I'm sure I only captured here a tiny fraction of all the aspects we discussed, but the knowledge and experience sharing were just invaluable.

I'll invite everyone else who participated to complement these notes and share their impressions, or even correct me if I misunderstood something.

I hope to see you all again soon!

[spier]

Amazing amount of detail in these notes @dellagustin-sap!
Thank you for collecting and sharing these.

[spier]

@dellagustin-sap is there more that you can share about "the current state of the InnerSource journey of their companies"?

I am especially interested in:

• what is working really well for them?
• what were the benefits that they were hoping to gain from InnerSource, and what do they see after practicing it for a while?

[dellagustin-sap]

Hello @spier , there is not much to add to what I already shared. As I guess is the norm on this roudtables, we discussed more about challenges than solutions 😄 .

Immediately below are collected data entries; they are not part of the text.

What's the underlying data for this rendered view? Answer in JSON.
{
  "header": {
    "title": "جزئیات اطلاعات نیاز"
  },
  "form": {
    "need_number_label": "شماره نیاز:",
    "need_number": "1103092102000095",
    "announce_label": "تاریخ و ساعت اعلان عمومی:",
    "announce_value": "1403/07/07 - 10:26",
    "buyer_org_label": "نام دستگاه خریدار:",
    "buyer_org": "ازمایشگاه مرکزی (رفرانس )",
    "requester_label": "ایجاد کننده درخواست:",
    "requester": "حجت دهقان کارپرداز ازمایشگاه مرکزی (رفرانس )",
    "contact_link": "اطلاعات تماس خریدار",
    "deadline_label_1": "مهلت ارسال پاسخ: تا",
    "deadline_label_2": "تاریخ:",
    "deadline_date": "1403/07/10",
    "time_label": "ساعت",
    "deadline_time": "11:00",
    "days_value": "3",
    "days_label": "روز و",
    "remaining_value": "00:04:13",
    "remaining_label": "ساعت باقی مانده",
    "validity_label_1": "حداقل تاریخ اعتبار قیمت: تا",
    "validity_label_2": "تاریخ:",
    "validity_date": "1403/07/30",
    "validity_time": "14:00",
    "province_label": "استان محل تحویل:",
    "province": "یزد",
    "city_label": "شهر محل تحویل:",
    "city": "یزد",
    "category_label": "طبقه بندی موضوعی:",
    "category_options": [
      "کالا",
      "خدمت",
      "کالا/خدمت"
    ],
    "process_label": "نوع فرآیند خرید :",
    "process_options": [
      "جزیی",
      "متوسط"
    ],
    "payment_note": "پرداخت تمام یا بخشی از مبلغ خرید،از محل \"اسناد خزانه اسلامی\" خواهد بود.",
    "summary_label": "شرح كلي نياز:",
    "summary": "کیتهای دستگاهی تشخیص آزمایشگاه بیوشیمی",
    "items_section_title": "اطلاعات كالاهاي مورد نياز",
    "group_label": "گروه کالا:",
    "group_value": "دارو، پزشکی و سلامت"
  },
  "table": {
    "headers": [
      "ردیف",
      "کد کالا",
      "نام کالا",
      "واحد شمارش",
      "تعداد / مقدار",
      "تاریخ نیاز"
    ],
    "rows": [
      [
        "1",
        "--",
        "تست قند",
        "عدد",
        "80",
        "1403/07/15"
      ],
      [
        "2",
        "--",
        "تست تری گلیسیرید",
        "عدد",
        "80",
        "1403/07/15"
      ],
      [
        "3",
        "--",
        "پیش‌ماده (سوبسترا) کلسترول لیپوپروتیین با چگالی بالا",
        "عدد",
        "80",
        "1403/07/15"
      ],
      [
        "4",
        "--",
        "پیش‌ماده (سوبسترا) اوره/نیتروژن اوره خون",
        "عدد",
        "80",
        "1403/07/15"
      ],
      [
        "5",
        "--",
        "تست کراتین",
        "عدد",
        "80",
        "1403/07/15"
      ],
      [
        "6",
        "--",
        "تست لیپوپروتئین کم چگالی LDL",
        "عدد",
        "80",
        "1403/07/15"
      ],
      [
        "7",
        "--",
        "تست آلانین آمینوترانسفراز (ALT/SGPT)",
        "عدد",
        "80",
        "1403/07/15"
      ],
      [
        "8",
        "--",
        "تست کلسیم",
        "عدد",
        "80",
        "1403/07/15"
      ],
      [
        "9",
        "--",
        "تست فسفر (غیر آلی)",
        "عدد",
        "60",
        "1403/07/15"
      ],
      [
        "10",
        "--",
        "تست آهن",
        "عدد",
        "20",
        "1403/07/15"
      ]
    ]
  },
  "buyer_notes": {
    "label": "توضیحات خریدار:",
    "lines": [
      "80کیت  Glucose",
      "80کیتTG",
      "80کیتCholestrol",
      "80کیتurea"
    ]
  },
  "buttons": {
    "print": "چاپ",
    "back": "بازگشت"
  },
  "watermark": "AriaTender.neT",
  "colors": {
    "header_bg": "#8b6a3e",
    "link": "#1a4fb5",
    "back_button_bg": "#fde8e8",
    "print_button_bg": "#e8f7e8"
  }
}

There was on interesting practice that was shared there: automatically creating a DRAFT empty PR assigned to issue reporters, to give it a little push so that a solution is contributed. That requires some automation to send reminders and close stale PRs after some time.

[spier]

Hehe yeah I know, we all love problems and forget what already works, don't we? :)

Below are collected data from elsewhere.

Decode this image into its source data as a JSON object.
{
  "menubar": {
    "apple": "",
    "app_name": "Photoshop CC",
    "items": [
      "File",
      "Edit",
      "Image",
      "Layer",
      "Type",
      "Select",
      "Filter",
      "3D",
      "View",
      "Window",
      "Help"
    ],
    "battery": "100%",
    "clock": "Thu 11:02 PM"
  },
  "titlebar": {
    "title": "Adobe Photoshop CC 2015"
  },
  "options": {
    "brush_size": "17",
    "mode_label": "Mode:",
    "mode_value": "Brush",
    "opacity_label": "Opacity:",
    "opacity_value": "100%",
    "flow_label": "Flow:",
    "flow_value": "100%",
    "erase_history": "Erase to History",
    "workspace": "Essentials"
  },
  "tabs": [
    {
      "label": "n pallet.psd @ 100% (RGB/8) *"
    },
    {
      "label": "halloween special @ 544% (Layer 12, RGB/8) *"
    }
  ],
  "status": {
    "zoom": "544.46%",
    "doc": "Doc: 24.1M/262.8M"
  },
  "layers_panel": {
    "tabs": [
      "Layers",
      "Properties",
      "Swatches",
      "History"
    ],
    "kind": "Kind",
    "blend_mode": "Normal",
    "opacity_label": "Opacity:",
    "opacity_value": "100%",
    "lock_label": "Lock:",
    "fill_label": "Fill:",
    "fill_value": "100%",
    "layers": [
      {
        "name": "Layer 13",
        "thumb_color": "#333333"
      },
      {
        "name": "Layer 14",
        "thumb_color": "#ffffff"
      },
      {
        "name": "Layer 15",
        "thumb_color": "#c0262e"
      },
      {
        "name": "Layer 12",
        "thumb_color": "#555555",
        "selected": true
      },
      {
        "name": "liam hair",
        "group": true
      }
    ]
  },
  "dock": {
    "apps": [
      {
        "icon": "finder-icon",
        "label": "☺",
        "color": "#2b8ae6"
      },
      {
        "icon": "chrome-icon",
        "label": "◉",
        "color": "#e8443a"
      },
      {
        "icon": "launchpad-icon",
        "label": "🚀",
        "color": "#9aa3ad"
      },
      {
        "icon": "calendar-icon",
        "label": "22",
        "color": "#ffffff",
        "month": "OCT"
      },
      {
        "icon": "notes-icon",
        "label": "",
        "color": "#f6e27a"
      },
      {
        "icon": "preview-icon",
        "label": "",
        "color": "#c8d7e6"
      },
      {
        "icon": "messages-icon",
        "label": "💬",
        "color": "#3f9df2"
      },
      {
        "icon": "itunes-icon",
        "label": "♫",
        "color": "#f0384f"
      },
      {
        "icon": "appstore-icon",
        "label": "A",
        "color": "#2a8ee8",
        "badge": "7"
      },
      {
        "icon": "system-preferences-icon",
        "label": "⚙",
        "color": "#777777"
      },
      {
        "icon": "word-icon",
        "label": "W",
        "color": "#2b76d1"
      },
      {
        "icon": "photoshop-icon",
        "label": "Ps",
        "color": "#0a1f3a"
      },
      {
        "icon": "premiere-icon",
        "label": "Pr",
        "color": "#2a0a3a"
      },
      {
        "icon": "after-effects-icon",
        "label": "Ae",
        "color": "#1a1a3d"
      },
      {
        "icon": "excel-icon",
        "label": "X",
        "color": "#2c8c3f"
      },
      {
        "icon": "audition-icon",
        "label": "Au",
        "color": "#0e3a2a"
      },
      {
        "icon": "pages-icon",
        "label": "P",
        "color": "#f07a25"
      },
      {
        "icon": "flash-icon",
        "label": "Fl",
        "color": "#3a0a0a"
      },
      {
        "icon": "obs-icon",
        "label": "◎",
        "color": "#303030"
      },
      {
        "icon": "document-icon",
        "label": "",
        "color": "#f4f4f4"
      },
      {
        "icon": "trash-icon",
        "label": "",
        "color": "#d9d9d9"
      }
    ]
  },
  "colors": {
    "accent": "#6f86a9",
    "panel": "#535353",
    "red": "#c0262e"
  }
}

That "auto empty DRAFT PR" sounds interesting.
If you like, you can connect them to me, so that we can explore if they want to add their practice to patterns.innersourcecommons.org

Of course even better in they can join the InnerSource Commons Slack, to chat with us there :)

[anajsana]

Thank you! ❤️

Added to the OSPOlogyLive knowledge archive: https://github.com/todogroup/ospology/blob/main/ospology-live/2023-october-germany/README.md

[rrrutledge]

This is great - thanks @dellagustin-sap . Some content here to augment our patterns and books in the InnerSource Commons for sure.